Terps football coaches don’t like proposed NCAA 10-second rule

(Associated Press)

A mini firestorm was generated within the college football community last week, when the NCAA Football Rules Committee proposed legislation forbidding offenses from snapping the ball until at least 10 seconds had elapsed on the play clock, thereby allowing defenses to make substitutions. The rationale was connected to player safety, though many coaches lashed out against the potential change.

Count Maryland Coach Randy Edsall among those in opposition. When he noticed the proposition last week, he thought to himself, “Where’d that come from?” None of his colleagues had been talking about it and there wasn’t any scuttlebutt on the recruiting trail. Under the new rule, offenses that snap the football with more than 29 seconds left on the play clock would receive a five-yard penalty. Given that the Terrapins run an up-tempo, no-huddle offense, Edsall’s position makes sense.

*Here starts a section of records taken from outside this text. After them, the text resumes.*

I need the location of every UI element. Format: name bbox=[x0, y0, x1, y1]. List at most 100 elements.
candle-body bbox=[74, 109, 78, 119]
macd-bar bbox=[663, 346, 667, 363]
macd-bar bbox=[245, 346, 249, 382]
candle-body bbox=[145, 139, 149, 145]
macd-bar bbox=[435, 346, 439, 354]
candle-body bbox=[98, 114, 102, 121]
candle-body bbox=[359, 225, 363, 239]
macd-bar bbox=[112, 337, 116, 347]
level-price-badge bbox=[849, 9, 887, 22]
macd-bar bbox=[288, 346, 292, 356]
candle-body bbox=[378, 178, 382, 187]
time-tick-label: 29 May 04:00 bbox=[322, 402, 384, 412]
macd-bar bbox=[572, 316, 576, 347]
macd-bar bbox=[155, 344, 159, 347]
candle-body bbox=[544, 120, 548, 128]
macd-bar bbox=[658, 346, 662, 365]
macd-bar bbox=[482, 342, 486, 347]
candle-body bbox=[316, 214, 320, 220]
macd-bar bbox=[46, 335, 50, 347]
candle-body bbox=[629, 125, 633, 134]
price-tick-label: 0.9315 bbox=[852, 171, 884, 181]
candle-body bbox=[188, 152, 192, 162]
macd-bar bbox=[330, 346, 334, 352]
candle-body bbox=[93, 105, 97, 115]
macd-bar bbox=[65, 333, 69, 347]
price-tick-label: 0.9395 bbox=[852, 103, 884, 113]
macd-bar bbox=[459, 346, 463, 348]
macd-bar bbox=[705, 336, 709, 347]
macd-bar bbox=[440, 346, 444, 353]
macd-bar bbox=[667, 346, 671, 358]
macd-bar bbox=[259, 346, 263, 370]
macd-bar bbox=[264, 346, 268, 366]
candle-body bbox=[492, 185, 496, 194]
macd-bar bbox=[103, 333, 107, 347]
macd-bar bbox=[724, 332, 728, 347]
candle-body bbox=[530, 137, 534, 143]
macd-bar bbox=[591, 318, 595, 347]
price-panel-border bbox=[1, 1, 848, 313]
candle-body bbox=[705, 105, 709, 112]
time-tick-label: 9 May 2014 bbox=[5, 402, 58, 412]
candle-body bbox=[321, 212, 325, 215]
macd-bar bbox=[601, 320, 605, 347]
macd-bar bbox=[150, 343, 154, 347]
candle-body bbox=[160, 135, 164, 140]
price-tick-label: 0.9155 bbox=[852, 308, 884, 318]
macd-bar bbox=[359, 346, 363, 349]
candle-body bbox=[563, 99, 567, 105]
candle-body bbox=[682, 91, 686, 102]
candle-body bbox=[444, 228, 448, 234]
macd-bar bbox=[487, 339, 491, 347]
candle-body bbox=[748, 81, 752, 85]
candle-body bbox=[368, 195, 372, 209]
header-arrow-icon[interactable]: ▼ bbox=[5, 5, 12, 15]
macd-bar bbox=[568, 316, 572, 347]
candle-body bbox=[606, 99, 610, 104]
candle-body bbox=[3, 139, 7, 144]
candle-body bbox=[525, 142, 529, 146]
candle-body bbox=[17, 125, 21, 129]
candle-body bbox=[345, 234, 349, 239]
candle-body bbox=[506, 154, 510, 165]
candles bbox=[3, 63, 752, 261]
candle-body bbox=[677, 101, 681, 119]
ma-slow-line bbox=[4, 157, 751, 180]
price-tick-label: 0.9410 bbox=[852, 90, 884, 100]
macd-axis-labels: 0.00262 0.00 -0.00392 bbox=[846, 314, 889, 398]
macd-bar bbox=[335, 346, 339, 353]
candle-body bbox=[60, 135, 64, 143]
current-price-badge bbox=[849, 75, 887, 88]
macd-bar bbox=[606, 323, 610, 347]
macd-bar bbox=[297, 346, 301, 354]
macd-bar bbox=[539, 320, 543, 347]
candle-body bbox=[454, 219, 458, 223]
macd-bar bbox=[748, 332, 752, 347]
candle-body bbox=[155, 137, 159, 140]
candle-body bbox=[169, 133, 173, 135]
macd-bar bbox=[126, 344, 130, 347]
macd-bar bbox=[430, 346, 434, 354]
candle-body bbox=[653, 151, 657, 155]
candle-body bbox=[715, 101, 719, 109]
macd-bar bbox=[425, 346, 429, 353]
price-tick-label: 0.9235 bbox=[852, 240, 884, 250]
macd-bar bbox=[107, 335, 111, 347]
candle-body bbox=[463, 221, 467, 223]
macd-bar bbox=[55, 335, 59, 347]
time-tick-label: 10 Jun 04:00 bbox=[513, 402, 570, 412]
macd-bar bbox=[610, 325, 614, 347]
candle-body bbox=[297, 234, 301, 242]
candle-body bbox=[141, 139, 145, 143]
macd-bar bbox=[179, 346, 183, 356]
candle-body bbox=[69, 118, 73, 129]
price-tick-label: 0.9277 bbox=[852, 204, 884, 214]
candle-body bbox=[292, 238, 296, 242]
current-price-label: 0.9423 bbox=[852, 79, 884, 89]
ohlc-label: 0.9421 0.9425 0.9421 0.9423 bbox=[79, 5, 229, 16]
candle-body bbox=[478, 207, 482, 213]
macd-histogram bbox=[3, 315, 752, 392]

“I would propose, if they’re looking to cut down on the number of plays, let the offense go ahead and run those plays, but don’t stop the clock when you get a first down to move the chains,” he said Friday. “If you want to cut down on the number of plays, do that.”

Like many coaches, new Maryland offensive line assistant Greg Studrawa balked at the idea that research exists to support the new rule. In his first meeting with reporters after accepting the open job last month, Studrawa was firm.

“I don’t like it,” he said. “Plain and simple. I don’t like it. If there was evidence that showed that was the case, obviously player safety is number one. Obviously you don’t want your players to get hurt. You want to make it through the year with your best guys. But I don’t see any evidence of that to satisfy saying we need to change that rule.”

Edsall also expressed concerns over logistics, asking whether the umpire would hover over the football until the window expired or back away and let the offense go under the threat of penalty.

“My thing would be, let the people go as fast as they want to go,” Edsall said. “Then if you want to try to slow it down or take plays out of the game, don’t stop the clock when you get a first down. That’ll take more time off the clock, do kind of the same thing if you’re trying to cut down plays. Ultimately, if you’re talking player safety, you’re basically talking about I think cutting down the number of plays. There’s others ways, if you want to cut down the number of plays, you could do it and it would be kind of a bit more logical.”

The proposal, which will be reviewed on March 6 by the Playing Rules Oversight Panel, is open for comment by coaches until March 3. Many who have come out against the rule have said that player safety is simply a smokescreen for attempting to curb the success of fast-paced offenses. It would not be applied for the final two minutes of both halves.

“Don’t take away an advantage that people want to say they have for injuries when they really want to say it’s difficult for defenses to adjust,” Studrawa said. “Look at the guys who are talking about it. I don’t agree with that at all. What [Edsall] said is smart.”